At least three investigations have ended without charges in less than 20 years, including a Justice Department review that was closed without prosecution in December. Bryant and Milam died decades ago, and other associates believed by some to have been involved also are dead. Donham is the only person known to still face the risk of arrest.
The Till family and others have promised to keep pushing for someone to prosecute Donham, and additional witnesses could still be alive, said Dale Killinger, a retired FBI agent who investigated the Till case in a probe that ended without an indictment on a manslaughter charge in 2007.
“There’s still a possibility that there is other evidence out there,” Killinger said in an interview.
Perhaps, but’s it’s unclear whether anyone with a badge is looking for it. The Justice Department has not given any indication it would reopen the case, and the office of Mississippi Attorney General Lynn Fitch cited the Justice Department’s decision in saying no prosecution was planned even before Richardson announced the grand jury had decided against charges.
In her memoir, Donham denied doing anything to get Till killed and expressed sorrow for his family’s pain. She portrayed herself as another victim of the horrible crime, as someone who quit trusting strangers and has been hounded by the media for decades.
For some, enough is enough.
“Donham may not have paid the price that some wanted her to pay, but she has suffered for what happened to Till. Anyone who claims otherwise is not being honest with themselves.
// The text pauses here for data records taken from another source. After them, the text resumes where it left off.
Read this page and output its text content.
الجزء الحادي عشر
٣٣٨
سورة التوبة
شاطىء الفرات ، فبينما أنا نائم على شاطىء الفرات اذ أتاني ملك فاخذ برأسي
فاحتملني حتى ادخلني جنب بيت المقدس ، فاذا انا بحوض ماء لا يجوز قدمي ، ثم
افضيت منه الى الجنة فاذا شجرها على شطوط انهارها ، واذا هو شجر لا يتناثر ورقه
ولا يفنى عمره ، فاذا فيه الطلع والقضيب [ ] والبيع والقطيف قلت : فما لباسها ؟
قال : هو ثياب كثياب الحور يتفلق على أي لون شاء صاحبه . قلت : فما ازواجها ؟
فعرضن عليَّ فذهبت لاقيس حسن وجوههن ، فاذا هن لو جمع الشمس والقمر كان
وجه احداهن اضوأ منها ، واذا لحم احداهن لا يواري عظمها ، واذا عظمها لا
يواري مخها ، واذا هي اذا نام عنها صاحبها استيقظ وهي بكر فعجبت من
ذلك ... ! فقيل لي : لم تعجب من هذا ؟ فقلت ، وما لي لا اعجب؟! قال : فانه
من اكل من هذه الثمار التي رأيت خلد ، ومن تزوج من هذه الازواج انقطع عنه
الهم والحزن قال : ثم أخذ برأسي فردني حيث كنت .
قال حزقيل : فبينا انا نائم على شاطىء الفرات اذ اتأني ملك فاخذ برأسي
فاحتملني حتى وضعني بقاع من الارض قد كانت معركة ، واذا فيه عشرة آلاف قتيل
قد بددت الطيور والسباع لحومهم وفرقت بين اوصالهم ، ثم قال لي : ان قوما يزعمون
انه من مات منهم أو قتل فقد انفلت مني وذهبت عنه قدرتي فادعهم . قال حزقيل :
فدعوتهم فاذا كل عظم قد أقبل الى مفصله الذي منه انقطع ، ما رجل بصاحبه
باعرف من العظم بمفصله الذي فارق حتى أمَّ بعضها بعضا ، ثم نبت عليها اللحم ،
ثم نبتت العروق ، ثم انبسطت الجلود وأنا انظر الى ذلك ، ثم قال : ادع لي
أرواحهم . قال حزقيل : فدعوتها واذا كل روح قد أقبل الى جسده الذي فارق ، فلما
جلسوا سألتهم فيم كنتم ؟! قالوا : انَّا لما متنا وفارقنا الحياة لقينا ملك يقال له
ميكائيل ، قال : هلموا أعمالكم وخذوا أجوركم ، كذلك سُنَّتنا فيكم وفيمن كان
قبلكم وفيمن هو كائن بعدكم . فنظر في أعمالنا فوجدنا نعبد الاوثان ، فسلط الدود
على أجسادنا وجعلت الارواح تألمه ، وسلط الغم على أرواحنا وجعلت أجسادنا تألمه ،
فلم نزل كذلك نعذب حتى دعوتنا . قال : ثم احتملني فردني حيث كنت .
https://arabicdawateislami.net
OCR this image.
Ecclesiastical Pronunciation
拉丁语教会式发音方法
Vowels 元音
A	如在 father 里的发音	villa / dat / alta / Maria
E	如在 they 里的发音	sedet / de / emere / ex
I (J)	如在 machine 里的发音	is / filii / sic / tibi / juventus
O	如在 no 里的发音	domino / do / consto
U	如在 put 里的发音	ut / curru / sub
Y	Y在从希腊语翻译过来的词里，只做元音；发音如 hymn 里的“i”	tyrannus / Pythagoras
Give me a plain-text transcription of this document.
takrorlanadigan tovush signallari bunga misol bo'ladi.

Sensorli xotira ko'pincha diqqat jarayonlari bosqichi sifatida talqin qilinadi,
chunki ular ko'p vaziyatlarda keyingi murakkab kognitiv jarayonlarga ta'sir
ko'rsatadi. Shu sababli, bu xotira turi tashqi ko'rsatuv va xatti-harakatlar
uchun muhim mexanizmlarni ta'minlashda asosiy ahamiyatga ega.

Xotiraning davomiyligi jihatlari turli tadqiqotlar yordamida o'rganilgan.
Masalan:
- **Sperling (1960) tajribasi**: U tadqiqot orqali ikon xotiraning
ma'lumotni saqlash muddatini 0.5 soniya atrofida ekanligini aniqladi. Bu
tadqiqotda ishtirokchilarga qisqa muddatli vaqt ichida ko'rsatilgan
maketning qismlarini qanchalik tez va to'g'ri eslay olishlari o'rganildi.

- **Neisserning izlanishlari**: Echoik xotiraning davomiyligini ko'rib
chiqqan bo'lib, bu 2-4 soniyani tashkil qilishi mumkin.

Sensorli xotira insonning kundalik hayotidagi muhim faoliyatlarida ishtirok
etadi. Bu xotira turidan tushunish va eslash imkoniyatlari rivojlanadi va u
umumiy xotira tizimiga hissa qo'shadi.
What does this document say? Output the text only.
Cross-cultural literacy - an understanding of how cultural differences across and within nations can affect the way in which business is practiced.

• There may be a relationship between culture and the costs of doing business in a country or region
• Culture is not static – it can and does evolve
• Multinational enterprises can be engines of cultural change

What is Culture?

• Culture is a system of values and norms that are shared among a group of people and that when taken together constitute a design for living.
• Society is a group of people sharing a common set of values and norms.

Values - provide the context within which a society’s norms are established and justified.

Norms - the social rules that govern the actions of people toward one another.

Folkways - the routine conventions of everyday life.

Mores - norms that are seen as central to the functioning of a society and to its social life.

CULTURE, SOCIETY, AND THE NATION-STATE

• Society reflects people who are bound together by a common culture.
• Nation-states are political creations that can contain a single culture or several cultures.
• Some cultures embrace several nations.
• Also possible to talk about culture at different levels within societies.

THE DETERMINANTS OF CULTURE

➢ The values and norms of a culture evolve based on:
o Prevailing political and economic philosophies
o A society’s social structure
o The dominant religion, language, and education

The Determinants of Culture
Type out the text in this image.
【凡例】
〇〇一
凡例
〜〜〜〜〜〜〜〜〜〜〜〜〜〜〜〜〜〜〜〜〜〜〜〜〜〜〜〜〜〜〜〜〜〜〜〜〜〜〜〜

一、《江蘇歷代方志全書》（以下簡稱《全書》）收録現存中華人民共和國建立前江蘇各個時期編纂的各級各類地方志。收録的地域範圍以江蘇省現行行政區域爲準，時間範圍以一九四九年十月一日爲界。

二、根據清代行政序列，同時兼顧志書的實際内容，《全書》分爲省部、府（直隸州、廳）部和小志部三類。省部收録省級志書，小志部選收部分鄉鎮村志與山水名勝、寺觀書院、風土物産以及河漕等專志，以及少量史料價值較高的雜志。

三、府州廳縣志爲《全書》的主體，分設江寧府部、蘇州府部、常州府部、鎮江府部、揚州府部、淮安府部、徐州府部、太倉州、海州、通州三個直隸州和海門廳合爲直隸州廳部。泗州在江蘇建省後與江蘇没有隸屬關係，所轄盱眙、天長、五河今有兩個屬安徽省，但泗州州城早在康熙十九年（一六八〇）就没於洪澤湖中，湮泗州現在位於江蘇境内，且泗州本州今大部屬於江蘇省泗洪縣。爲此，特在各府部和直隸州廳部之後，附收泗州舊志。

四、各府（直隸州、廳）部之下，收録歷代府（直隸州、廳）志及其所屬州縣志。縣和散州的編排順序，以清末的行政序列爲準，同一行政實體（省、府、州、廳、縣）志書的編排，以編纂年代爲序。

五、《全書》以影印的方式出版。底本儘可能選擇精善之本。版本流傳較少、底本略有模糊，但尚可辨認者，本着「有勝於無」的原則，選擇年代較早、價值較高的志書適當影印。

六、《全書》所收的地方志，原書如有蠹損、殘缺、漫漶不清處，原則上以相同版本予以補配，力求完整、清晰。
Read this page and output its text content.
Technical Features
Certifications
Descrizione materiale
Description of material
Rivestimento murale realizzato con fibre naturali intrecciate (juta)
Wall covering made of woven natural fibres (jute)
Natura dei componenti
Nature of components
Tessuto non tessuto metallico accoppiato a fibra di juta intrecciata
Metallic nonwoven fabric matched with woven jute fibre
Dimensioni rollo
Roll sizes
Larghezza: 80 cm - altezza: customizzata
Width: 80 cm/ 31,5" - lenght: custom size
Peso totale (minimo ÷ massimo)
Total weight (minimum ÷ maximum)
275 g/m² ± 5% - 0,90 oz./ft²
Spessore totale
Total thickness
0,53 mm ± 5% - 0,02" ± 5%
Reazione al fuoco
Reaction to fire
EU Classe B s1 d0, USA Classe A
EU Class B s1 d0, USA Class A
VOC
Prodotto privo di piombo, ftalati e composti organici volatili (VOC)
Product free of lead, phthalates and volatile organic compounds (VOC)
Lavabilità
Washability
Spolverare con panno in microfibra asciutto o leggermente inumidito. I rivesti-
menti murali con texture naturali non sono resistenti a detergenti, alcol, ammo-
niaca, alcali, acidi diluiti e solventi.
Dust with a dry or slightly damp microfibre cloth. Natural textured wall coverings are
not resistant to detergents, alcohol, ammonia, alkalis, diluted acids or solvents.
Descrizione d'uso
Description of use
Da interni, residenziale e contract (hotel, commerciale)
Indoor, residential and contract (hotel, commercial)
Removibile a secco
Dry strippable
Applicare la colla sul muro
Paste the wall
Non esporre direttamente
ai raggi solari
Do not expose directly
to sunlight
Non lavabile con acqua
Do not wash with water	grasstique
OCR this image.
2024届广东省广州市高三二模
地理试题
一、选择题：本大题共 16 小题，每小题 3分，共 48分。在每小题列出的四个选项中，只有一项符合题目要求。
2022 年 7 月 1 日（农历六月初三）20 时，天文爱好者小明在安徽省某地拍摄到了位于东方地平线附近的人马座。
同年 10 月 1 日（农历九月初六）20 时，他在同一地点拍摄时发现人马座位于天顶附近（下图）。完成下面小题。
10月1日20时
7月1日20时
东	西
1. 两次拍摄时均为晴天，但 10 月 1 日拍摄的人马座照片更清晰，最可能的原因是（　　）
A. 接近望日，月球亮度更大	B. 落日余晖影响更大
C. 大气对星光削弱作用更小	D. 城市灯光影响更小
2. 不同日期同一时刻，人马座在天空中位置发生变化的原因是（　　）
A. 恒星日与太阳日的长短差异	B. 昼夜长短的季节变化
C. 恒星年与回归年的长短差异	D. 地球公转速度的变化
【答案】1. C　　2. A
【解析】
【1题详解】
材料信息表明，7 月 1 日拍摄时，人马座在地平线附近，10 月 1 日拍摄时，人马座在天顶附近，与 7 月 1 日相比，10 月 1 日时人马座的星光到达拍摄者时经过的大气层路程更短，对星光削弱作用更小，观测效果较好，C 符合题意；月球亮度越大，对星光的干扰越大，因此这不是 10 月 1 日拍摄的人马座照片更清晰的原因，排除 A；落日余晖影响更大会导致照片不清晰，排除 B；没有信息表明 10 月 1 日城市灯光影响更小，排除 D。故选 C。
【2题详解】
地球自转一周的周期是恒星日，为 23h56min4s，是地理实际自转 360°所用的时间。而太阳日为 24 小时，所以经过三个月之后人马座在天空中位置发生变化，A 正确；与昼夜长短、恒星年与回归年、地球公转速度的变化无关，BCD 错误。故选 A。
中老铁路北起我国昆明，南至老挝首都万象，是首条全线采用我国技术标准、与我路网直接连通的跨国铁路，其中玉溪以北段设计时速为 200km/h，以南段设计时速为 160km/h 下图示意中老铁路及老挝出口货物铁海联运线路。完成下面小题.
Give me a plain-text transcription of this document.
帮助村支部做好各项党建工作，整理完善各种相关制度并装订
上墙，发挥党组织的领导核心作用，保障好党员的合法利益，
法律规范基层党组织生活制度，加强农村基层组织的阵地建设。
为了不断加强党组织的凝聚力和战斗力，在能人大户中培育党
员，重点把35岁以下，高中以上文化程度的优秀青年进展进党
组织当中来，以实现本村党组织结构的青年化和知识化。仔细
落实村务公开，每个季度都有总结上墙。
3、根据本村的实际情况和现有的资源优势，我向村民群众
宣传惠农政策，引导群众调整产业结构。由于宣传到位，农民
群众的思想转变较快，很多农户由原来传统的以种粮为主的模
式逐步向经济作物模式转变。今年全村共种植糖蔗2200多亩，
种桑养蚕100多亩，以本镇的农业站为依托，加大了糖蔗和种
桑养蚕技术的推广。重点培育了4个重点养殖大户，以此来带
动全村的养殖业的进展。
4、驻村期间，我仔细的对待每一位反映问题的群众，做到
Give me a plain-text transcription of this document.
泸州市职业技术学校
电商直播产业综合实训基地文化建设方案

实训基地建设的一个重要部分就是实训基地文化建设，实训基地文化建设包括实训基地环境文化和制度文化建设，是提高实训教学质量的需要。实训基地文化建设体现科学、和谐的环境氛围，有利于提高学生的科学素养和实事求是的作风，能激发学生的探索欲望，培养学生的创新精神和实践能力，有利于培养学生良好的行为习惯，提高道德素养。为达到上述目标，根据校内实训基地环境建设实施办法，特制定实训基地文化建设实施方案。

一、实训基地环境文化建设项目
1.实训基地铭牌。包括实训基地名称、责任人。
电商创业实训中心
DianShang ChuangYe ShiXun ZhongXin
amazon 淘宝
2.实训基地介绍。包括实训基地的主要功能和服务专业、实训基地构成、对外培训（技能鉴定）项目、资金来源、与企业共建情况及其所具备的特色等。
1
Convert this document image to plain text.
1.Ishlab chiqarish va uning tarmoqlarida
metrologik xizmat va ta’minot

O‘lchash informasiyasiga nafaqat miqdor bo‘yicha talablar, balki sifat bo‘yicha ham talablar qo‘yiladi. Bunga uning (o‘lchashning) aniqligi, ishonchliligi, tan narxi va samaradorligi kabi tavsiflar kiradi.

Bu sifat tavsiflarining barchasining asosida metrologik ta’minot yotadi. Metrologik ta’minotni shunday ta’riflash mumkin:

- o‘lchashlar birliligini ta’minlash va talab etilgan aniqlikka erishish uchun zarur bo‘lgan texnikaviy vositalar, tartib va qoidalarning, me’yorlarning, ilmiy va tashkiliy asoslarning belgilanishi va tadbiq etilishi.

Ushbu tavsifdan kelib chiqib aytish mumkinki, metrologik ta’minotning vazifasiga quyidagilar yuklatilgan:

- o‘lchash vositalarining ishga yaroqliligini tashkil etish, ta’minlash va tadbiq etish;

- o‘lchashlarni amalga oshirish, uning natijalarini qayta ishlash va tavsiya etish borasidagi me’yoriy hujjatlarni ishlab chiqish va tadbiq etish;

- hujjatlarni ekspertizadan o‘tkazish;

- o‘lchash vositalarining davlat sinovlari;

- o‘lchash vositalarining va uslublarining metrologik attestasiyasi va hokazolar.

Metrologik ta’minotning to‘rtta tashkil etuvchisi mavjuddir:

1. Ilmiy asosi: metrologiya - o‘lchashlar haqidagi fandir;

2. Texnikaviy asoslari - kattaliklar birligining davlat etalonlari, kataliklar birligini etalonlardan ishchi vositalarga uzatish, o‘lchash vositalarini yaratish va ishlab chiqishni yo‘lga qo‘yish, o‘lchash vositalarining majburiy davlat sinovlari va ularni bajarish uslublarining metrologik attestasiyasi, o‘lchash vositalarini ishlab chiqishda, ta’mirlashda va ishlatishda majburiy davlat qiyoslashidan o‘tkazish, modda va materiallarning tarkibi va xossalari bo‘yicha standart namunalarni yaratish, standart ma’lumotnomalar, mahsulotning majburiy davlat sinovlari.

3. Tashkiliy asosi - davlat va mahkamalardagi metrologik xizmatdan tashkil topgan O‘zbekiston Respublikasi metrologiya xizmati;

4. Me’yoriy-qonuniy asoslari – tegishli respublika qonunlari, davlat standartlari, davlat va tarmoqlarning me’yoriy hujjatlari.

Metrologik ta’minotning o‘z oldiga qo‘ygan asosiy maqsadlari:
It is time to let her be,” The Greenwood Commonwealth newspaper in Leflore County said in an editorial after the grand jury decision was announced.
To Ollie Gordon, another one of Till’s cousins, some justice may have been served even without anyone being convicted in the killing.
“Ms. Donham has not gone to jail. But in many ways, I don’t think she’s had a pleasant life. I think each day she wakes up, she has to face the atrocities that have come because of her actions,” Gordon said.